A 13-year-old is just beginning to understand who they are. They are making sense of biological changes as they mature, learning to function more autonomously from their parents, identifying with their peer group, making meaningful relationships and developing special skills and abilities through sports, music, dance, reading and other activities.

Children are also slowly developing self-regulatory skills. Good executive functioning is an important predictor of success, but for many teens, self-regulation develops late because the brains of adolescents continue to mature into early adulthood. If a child has not matured to a point where good judgment and inhibitory ability are a part of their skill set, the availability of guns could lead to tragic consequences, because they will not have the ability to curb a negative, and possibly violent, reaction.

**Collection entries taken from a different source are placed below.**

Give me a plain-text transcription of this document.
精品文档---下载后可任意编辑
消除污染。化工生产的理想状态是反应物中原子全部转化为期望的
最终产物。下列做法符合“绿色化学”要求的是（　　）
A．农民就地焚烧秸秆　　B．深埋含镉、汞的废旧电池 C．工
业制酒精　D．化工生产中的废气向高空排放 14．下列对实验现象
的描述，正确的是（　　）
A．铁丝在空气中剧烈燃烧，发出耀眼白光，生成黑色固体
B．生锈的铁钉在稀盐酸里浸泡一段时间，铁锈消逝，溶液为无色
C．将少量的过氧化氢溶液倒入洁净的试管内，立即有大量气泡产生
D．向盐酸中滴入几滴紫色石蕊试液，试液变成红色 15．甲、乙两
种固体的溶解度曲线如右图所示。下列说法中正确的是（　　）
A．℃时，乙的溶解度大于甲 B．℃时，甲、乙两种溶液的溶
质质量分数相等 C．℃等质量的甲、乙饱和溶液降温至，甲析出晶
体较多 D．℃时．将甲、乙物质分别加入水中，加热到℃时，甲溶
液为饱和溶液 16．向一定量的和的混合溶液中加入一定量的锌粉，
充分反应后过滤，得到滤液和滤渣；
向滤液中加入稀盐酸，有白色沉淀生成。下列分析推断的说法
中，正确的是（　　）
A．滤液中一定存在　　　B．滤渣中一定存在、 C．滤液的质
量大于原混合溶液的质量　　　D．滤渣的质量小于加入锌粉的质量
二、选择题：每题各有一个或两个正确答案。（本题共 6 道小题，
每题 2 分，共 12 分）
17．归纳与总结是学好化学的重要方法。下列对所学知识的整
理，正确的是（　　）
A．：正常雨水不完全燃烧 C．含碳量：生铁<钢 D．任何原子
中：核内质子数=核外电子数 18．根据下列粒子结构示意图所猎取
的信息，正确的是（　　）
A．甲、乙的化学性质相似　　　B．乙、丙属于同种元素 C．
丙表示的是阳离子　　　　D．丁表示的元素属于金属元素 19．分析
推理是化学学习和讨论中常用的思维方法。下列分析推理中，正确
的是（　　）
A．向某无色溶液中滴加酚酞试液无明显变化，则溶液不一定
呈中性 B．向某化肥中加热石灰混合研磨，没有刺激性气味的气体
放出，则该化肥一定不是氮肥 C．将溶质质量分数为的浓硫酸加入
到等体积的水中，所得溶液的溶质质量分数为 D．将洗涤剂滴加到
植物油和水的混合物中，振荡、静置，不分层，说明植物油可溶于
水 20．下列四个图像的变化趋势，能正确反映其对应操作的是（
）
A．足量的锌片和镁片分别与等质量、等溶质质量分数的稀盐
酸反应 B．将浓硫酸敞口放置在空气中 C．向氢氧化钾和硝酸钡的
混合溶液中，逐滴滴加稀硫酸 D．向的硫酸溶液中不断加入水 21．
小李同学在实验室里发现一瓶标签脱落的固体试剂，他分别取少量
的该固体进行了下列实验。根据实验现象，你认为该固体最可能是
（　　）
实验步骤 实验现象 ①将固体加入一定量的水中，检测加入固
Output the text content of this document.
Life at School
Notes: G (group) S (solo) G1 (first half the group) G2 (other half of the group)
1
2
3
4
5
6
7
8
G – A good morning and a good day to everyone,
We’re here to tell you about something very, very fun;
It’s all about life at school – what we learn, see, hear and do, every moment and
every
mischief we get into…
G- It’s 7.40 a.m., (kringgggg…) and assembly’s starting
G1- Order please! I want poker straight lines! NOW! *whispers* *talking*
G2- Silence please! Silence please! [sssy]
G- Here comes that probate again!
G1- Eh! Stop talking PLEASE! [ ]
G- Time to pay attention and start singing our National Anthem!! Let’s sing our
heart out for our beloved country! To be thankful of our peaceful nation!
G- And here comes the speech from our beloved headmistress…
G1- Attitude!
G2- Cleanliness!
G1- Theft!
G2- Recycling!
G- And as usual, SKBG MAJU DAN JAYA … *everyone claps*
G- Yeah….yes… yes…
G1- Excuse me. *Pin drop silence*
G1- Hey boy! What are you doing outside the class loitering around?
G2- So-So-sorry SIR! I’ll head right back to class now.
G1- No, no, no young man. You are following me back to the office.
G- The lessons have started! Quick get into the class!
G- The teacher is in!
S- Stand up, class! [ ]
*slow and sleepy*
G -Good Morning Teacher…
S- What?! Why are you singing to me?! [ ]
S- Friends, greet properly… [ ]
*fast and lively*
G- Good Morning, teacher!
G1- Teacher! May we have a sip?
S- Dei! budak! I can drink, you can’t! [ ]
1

To get good at anything requires practice. Rather than teach violence as a means to solve problems, parents should focus their children on cultivating restraint, good judgment, kindness, generosity and respect toward others. Limiting exposure to virtual displays of gun violence through TV, movies and video games is a good policy for effective parenting. Providing children access to combat simulators and actual shooting of machine guns is not. And guns at home is a recipe for disaster. Instead, surround your child with positive influences that will enhance their development.

The more we teach our children that creative problem-solving and kindness, rather than violence, is the answer, the better our society will become as a whole.